I looked into my rear view mirror only to see the red lights come on, and I pulled over. The cop walked up to my car and asked for my license, then shined his flashlight into my back seat and asked, "Is everyone over 18 in here?" The first girl to speak up and say she was, was the 14 year old, who had a bench warrant out for her arrest for beating up her dad (she was a "Biker Chick")! She said with a smile, "Yes sir, I am over 18 and so are my friends." The cop then asked for ID and she responded, "I don't have it with me." The cop then said that it was against city ordinance to yell profane words, and that I was going to get a ticket!

A few minutes later the cop came back with a citation written out to ME, for saying Fuck You, and he wrote "Fuck You," right on the ticket along with the city ordinance number! It went on MY criminal record and I didn't even say those words! I never said anything over my CB, and was quiet the whole time they were yelling at Banana Dick. The cop informed me that because I was the driver; I was responsible for what went on in my car.

I paid the fine and kept the ticket to show off to all my friends and stuff. Everyone thought it was really cool that "Mr. Goody-Two-Shoes" (my reputation back then) got a ticket for swearing in public, since none of them had ever even heard me swear before; the girls all thought it was funny too. About six months later, someone stole my ticket! That really pissed me off. If I still had it, I would frame it as a tribute to how stupid some of our laws are.

Three of the Five Girls in my car that night and their CB Handles:





-----TWINKIE_________________BAMBI______________HORNEY BANDIT-----

Not Pictured: Misty-Blue, and Dimples--the 14-year-old.

And of course, the one called....


BANANA DICK


----------



## PunkWithOuttaSafetyPin (Dec 9, 2018)

I'm pretty sure if you took that to court they would have dismissed the ticket. It's literally why we have a 1st Amendment.


----------



## DoctorZ (Dec 9, 2018)

PunkWithOuttaSafetyPin said:


> I'm pretty sure if you took that to court they would have dismissed the ticket. It's literally why we have a 1st Amendment.

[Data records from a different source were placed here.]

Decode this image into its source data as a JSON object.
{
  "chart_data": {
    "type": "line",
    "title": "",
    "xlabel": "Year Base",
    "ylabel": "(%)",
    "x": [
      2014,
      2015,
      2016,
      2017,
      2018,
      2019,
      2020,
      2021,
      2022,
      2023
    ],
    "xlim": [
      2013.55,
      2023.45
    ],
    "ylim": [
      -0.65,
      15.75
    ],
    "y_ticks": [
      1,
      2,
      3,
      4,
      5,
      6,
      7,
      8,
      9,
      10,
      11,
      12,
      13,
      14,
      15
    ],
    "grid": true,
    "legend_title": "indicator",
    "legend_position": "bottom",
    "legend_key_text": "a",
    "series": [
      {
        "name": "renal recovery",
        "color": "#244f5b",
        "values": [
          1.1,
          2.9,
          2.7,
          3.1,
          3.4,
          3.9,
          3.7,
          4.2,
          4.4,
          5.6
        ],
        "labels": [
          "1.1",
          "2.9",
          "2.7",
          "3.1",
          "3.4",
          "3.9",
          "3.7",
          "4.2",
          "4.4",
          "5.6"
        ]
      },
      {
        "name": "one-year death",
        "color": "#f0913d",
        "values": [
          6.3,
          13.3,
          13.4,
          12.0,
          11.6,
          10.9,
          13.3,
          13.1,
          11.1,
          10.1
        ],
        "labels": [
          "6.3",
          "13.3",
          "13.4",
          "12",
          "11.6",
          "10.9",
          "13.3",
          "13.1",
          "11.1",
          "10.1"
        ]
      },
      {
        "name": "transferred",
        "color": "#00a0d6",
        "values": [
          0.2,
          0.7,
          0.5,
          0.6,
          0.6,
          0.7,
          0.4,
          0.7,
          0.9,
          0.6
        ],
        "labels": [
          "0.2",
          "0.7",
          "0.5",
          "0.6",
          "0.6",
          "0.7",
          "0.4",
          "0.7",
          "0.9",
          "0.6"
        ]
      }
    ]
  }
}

There were a lot of tickets I got when I was young that looking back, I probably could have gotten dismissed in court, but you don't think of those things when you're a kid.


----------



## PunkWithOuttaSafetyPin (Dec 9, 2018)

DoctorZ said:


> There were a lot of tickets I got when I was young that looking back, I probably could have gotten dismissed in court, but you don't think of those things when you're a kid.

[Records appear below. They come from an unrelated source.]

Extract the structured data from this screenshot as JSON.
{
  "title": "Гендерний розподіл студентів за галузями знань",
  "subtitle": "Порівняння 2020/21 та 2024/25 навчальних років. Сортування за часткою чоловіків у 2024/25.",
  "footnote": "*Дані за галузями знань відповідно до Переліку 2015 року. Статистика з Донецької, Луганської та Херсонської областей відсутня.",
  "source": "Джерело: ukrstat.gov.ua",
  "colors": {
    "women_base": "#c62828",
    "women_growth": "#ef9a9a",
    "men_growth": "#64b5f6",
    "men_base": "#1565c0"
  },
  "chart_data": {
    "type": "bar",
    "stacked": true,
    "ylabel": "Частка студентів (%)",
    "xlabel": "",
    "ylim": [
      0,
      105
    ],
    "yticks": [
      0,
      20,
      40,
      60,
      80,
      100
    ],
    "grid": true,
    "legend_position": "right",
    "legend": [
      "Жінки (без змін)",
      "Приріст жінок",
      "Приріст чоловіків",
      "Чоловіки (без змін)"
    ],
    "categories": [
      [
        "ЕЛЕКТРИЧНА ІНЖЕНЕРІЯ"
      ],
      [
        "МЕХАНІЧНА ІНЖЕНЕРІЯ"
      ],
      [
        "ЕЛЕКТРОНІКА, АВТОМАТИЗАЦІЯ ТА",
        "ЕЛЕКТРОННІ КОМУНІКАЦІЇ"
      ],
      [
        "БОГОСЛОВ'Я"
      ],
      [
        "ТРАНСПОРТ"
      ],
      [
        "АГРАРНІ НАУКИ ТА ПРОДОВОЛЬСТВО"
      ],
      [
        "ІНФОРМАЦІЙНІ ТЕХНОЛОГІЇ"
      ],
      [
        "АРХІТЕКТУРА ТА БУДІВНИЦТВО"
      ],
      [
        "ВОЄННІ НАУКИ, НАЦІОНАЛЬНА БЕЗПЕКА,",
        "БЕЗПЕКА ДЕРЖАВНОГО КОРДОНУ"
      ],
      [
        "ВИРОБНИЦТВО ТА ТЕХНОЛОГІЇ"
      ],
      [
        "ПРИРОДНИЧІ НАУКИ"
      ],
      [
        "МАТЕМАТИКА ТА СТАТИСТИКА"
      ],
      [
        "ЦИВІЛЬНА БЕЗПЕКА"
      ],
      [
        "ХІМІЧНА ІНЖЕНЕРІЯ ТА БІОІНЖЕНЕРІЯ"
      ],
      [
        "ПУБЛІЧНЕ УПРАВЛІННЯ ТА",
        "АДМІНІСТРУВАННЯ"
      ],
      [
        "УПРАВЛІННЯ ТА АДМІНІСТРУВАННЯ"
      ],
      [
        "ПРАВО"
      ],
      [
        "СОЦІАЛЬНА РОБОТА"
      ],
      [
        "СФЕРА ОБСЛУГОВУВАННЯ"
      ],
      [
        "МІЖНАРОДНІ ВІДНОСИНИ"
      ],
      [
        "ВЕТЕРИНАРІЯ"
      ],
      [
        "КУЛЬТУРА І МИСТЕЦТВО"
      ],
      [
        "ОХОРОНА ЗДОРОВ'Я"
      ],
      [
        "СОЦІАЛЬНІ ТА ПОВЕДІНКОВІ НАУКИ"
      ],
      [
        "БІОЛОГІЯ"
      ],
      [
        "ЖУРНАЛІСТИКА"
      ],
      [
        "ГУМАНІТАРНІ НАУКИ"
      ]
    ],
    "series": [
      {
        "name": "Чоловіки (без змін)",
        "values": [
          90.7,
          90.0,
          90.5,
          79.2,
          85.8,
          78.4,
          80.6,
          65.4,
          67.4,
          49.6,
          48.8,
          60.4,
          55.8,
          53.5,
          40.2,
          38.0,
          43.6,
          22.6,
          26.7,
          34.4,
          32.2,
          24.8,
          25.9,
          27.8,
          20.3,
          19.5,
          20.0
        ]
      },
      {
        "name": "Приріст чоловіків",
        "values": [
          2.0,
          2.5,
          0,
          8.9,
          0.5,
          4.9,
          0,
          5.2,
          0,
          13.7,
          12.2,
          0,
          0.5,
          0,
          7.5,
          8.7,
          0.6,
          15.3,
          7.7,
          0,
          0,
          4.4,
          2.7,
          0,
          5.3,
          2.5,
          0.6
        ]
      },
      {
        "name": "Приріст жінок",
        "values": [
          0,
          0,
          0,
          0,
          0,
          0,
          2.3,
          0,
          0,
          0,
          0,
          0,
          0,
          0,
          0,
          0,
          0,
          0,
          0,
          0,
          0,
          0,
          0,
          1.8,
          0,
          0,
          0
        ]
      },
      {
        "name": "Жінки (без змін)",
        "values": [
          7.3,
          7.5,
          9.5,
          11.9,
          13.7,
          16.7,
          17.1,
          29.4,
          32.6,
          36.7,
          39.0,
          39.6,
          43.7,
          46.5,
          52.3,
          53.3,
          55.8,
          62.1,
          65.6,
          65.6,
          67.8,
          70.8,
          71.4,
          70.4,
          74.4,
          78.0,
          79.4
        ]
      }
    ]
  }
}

Oh, in my younger years I found myself shuffling between the Inglewood, Torrance, and Compton Courthouses being charged with a variety of bullshit and for the most part got away with what I was being accused of because I actually did think of those things as a kid and would get a boner watching the judge chew some asshole cop out because they tried being shiesty....totally worth the beatings that I had began receiving in replace of tickets


----------



## DoctorZ (Dec 9, 2018)

PunkWithOuttaSafetyPin said:


> Oh, in my younger years I found myself shuffling between the Inglewood, Torrance, and Compton Courthouses being charged with a variety of bullshit and for the most part got away with what I was being accused of because I actually did think of those things as a kid and would get a boner watching the judge chew some asshole cop out because they tried being shiesty....totally worth the beatings that I had began receiving in replace of tickets



Gee, I had to hire a lawyer to get off of all the more serious stuff I got in to. However, a friend of mine was more "street-wise" and he got a lot of things dropped. However when he got pulled over, the cops had to spend a lot of time reading through all THREE PAGES of priors he had before dealing with him. But then he liked going to court because he said all his friends would be sitting there waiting to see the judge and they could get "caught up on things" during the wait. LOL.


----------